Дарданелльское сражение 10-го и 11-го мая.

10-го мая с утра ветер был от NO самый удобный для турок, если бы они расположены были атаковать нас; но не удачное покушение на Тенедос лишило их бодрости, и два флота стояли в виду друг друга во всякой готовности. В полдень два судна под парусами шли на нашу линию. Почитая их брандерами, “Венус” по сигналу вступил под паруса, но по осмотре оказалось, что то были австрийские; шкиперы просили адмирала позволить возвратиться им в Триест. Наконец после полудня в 2 часа, к общей всех радости ветер сделался от SW, который в летнее время бывает здесь очень редко. Едва оный начал навевать, то на “Твердом” раздался пушечный выстрел и поднят сигнал сняться с якоря. Радость, надежда сразиться с турками была общая на всем флоте; не думали о опасностях предстоящей битвы, боялись только штиля и перемены ветра. В полчаса все корабли были уже под парусами и в ордере баталии. Мы ожидали, что турки, не осмелившись атаковать нас, примут нападение наше стоя на якоре; но они вскоре также снялись, потом пять кораблей их близ крепостей бросили якорь, и снова отрубив канаты, вступили под паруса, весь флот их направил путь на Дарданеллы. На “Твердом” [60] поднят сигнал несть всевозможные паруса и напасть на неприятеля каждому по способности. Легкие корабли пошли вперед, но ветер начал стихать, наконец переменился, подул от W и довольно свежий, Турецкая эскадра поспешала на всех парусах войти в Дарданеллы, ветер им к тому весьма способствовал Хотя в узком месте пролива не можно было надеяться чем-нибудь овладеть, но храбрый наш адмирал решился дать им удар при дверях самых крепостей.
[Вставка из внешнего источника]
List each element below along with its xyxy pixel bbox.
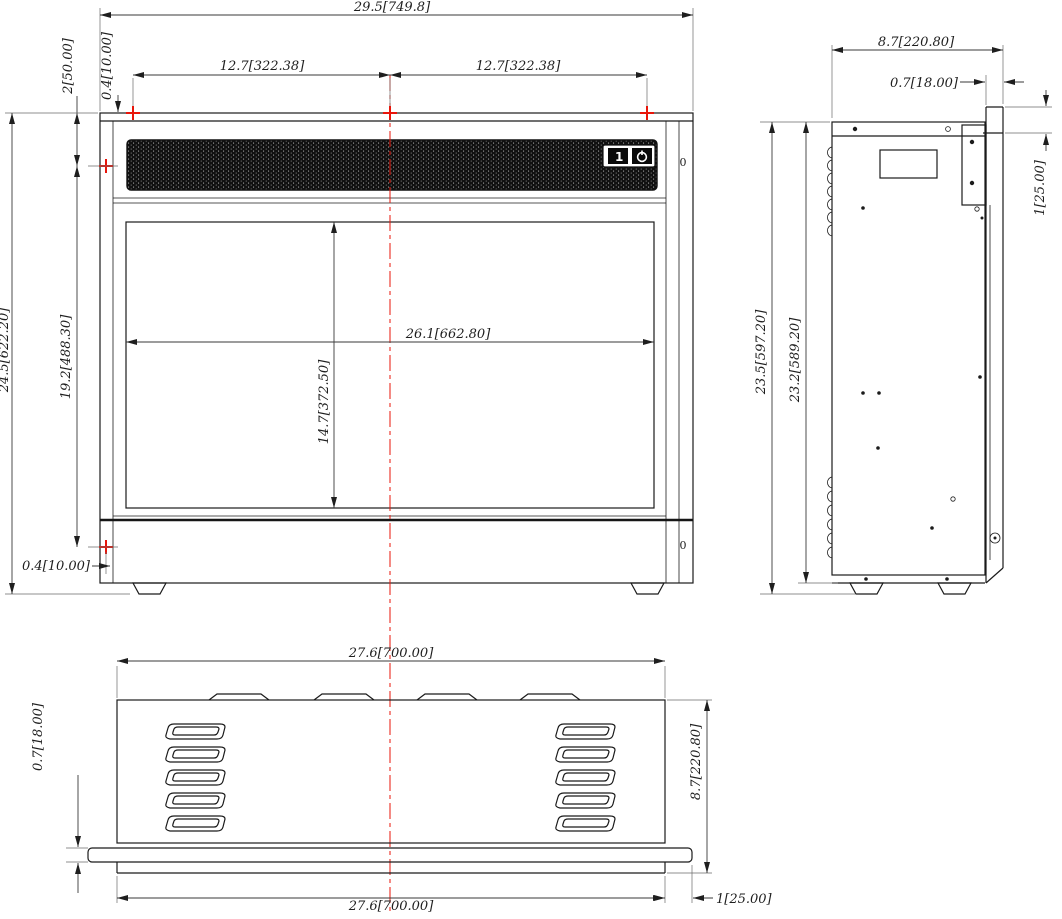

В 6 часов, когда день клонился уже к вечеру, “Венус”, бывшему впереди, сделан сигнал атаковать отделившийся корабль (см. план сражения). Мы подойдя к нему под корму открыли огонь. Вскоре “Селафаил”, “Ретвизан”, “Рафаил” и “Сильный” напали на другие корабли и сражение началось за полчаса до ночи. Корабли наши, упреждая неприятельские, проходя между ними вперед, обходя с кормы или носу, бились временно на оба борта. “Селафаил”, первый догнав 100 пушечный корабль Капитан-Паши, дал ему залп в корму и когда оный стал приводить на правой галс, дабы избежать сего огня, то корабль наш, поворотив чрез фордевинд, упредил его и снова напал на него с кормы. “Уриил” столь близко миновал турецкий вице-адмиральский корабль, что такелажем своим сломал у него утлегарь. Сенявин стремился [61] на Сейд-Али, и пройдя под корму корабли Бекир-Бея, вступил с ними в бой с обеих бортов; потом спустившись атаковал Капитан-Пашу так близко, что реи с реями почти сходились. Сеид-Али показав сначала желание драться, отпаливался тут весьма редко и на всех парусах уклоняясь от корабля “Твердого” несся под свои крепости. Все турецкие корабли также на всех парусах спешили за своим адмиралом в Дарданеллы, вовсе не помышляя о сражении; многие на них опустив борта даже не защищались; напротив того наши корабли, каждый по способности своей, то спускаясь, то приводя, то убирая, то прибавляя парусов, преследовали и поражали на самом близком расстоянии, стреляя наиболее вдоль их кораблей. В восьмом часу наступила темнота, ветер начал уменьшаться, в самом устье пролива флоты смешались, и от двойного течения одни наши корабли, у азиатского берега бывшие, выносило из Дарданелл, другие прижимало к европейским крепостям и несло в пролив, с обеих берегов коего мраморные ядра поражали друзей и неприятелей без разбору. Для отличия на наших кораблях подняли на мачте по три фонаря; турецкие корабли, бывшие близ нас, сделали тоже; и от сего несколько времени были биты своими и нашими кораблями. Дабы в темноте и в узкости не вредить друг другу, корабли наши стали выходить из пролива и сражение в 9 часу кончилось, но [62] с некоторых перестрелка продолжалась до 11 часов. Бегство неприятельского флота столь было поспешно и беспорядочно, что три корабля стали на мель у азиатской крепости. В первом часу по полуночи, при совершенном штиле, эскадру нашу вытащило течением из Дарданелл, и все корабли по сигналу стали на якорь, где кто находился.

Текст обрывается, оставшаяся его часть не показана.